Si les Zoolians existent depuis dix-sept ans, l’équipe s’est particulièrement renouvelée ces dernières années. Suite au décès brutal d’un des fondateurs du groupe, il a fallu réinventer la suite de l’histoire, autrement. « Depuis cinq ans, on a eu du mal à retrouver une symbiose, à retrouver une équipe vraiment fixe. Depuis cette année, on a une équipe vraiment top. Jess nous a rejoints il y a deux ans, Franck depuis cet hiver. Là, on sent un vrai investissement, une vraie vie de compagnie, des gens qui sont heureux d’être dans cette compagnie-là particulièrement. Il ne s’agit pas de venir faire des cachets. Je fais beaucoup plus d’ateliers que les autres, d’une part, parce que c’est chez moi, et qu’en parallèle, je fais de la construction de décors et de costumes pour une autre structure. Je suis plus bricoleur, mais les autres aiment le faire aussi ». Quand on lui fait remarquer qu’à l’aune de tout cela, le travail des Zoolians apparait comme particulièrement collaboratif, la réponse de Jules est catégorique : « Si ce n’était pas le cas, jamais je n’aurais fait ce métier ». Chez les Zoolians, cela joue, cela crée, cela construit, cela réfléchit, cela réinvente, mais surtout, cela se fait ensemble, dans une énergie partagée où chacun trouve sa place, et où toutes leurs inspirations entrent en fusion. À partir de là, pour chaque création, se dessine soit une histoire, soit un univers visuel, autour desquels toute l’équipe apporte sa pierre à l’édifice. « Je suis le capitaine du bateau, mais l’équipage a une grosse part, et je sais qu’à n’importe quel moment où je ne peux pas conduire le bateau, ils sont là pour reprendre les rênes ».

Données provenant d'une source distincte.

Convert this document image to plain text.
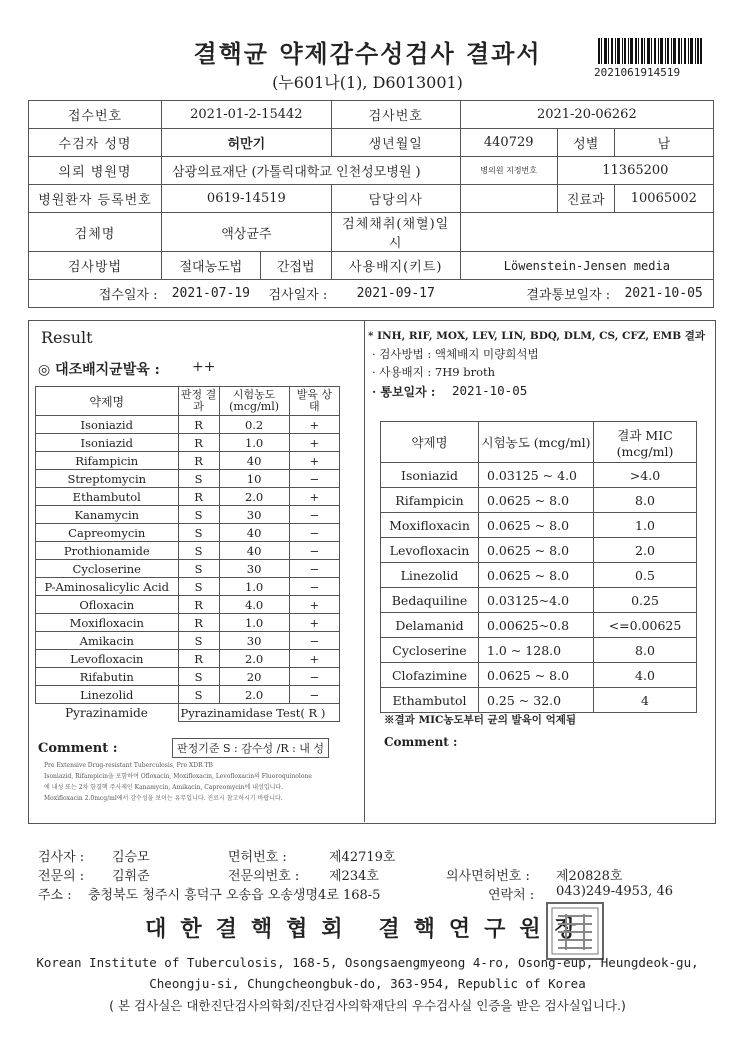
결핵균 약제감수성검사 결과서
(누601나(1), D6013001)
2021061914519
접수번호	2021-01-2-15442		검사번호	2021-20-06262		
수검자 성명	허만기		생년월일	440729	성별	남
의뢰 병원명	삼광의료재단 (가톨릭대학교 인천성모병원 )			병의원 지정번호	11365200	
병원환자 등록번호	0619-14519		담당의사		진료과	10065002
검체명	액상균주		검체채취(채혈)일시			
검사방법	절대농도법	간접법	사용배지(키트)	Löwenstein-Jensen media		
접수일자 :	2021-07-19	검사일자 :	2021-09-17	결과통보일자 :		2021-10-05
Result
◎ 대조배지균발육 : ++
약제명	판정 결과	시험농도 (mcg/ml)	발육 상태
Isoniazid	R	0.2	+
Isoniazid	R	1.0	+
Rifampicin	R	40	+
Streptomycin	S	10	−
Ethambutol	R	2.0	+
Kanamycin	S	30	−
Capreomycin	S	40	−
Prothionamide	S	40	−
Cycloserine	S	30	−
P-Aminosalicylic Acid	S	1.0	−
Ofloxacin	R	4.0	+
Moxifloxacin	R	1.0	+
Amikacin	S	30	−
Levofloxacin	R	2.0	+
Rifabutin	S	20	−
Linezolid	S	2.0	−
Pyrazinamide	Pyrazinamidase Test( R )		
Comment :	판정기준 S : 감수성 /R : 내 성
Pre Extensive Drug-resistant Tuberculosis, Pre XDR TB
Isoniazid, Rifampicin을 포함하여 Ofloxacin, Moxifloxacin, Levofloxacin의 Fluoroquinolone
에 내성 또는 2차 항결핵 주사제인 Kanamycin, Amikacin, Capreomycin에 내성입니다.
Moxifloxacin 2.0mcg/ml에서 감수성을 보이는 유무입니다. 진료시 참고하시기 바랍니다.
* INH, RIF, MOX, LEV, LIN, BDQ, DLM, CS, CFZ, EMB 결과
· 검사방법 : 액체배지 미량희석법
· 사용배지 : 7H9 broth
· 통보일자 : 2021-10-05
약제명	시험농도 (mcg/ml)	결과 MIC (mcg/ml)
Isoniazid	0.03125 ~ 4.0	>4.0
Rifampicin	0.0625 ~ 8.0	8.0
Moxifloxacin	0.0625 ~ 8.0	1.0
Levofloxacin	0.0625 ~ 8.0	2.0
Linezolid	0.0625 ~ 8.0	0.5
Bedaquiline	0.03125~4.0	0.25
Delamanid	0.00625~0.8	<=0.00625
Cycloserine	1.0 ~ 128.0	8.0
Clofazimine	0.0625 ~ 8.0	4.0
Ethambutol	0.25 ~ 32.0	4
※결과 MIC농도부터 균의 발육이 억제됨
Comment :
검사자 : 김승모	면허번호 :	제42719호
전문의 : 김휘준	전문의번호 : 제234호	의사면허번호 : 제20828호
주소 : 충청북도 청주시 흥덕구 오송읍 오송생명4로 168-5	연락처 : 043)249-4953, 46
대한결핵협회 결핵연구원장
Korean Institute of Tuberculosis, 168-5, Osongsaengmyeong 4-ro, Osong-eup, Heungdeok-gu,
Cheongju-si, Chungcheongbuk-do, 363-954, Republic of Korea
( 본 검사실은 대한진단검사의학회/진단검사의학재단의 우수검사실 인증을 받은 검사실입니다.)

Si le feu demeure leur domaine de prédilection, les Zoolians font également des spectacles déambulatoires, comme Les Chasseurs de drakes, joués à Provins ce week-end. « Ce sont des personnages qui chevauchent des dragons, qu’on appelle les drakes. Dans la version de base, on est cinq, avec les deux dragons, une grosse charrette avec des œufs qui sont couvés, et on est là pour préserver l’espèce ». Si la formule initiale se joue à cinq, avec l’ensemble de la compagnie, les Zoolians sont ici venus avec une forme plus légère, avec deux artistes. « Cette version à deux, on ne l’avait faite qu’une fois, pour un tout petit village à côté de chez moi, pour des contraintes de budget. On s’est rendu compte que ça marchait hyper bien, et donc on l’a reproposé à Provins ». À deux, la formule est efficace, idéale pour les petites ruelles étroites de la cité médiévale. Dimanche, dans la rue du Palais, le chemin s’ouvrait naturellement devant ces étranges personnages. Jules y chevauche un dragon, une structure de quelques 35 kilos, qui semble pourtant si facilement souple et maniable. Le design rend la déambulation captivante. Ce dragon est tout en texture, au contact de sa peau, on s’y tromperait presque. Ses yeux clignent par moment. Le personnage de Jules le chevauche, le dirigeant par ses images cornes ondulées. Les costumes des deux personnages le contribuent également à l’esthétique de la déambulation : sous leurs turbans noirs, d’où s’échappent seulement leurs regards persans, les deux comédiens nous entrainent dans un autre voyage. De l’idée à la première représentation, Jules confie qu’il a fallait un an et demi de travail. Fidèle à tout ce qu’il nous a raconté avant, Jules laisse alors filtrer les idées qui viennent tout juste de lui venir en tête, à l’issue de la première déambulation du week-end. Il pense aux prochaines dates, à comment réadapter chaque formule, à la manière de toujours faire autrement. « On est toujours en questionnement : plutôt que de partir en cortège, est-ce qu’on ne pourrait pas partir de plusieurs endroits de la fête et se retrouver sur un moment fixe, où on finit à cinq ? ».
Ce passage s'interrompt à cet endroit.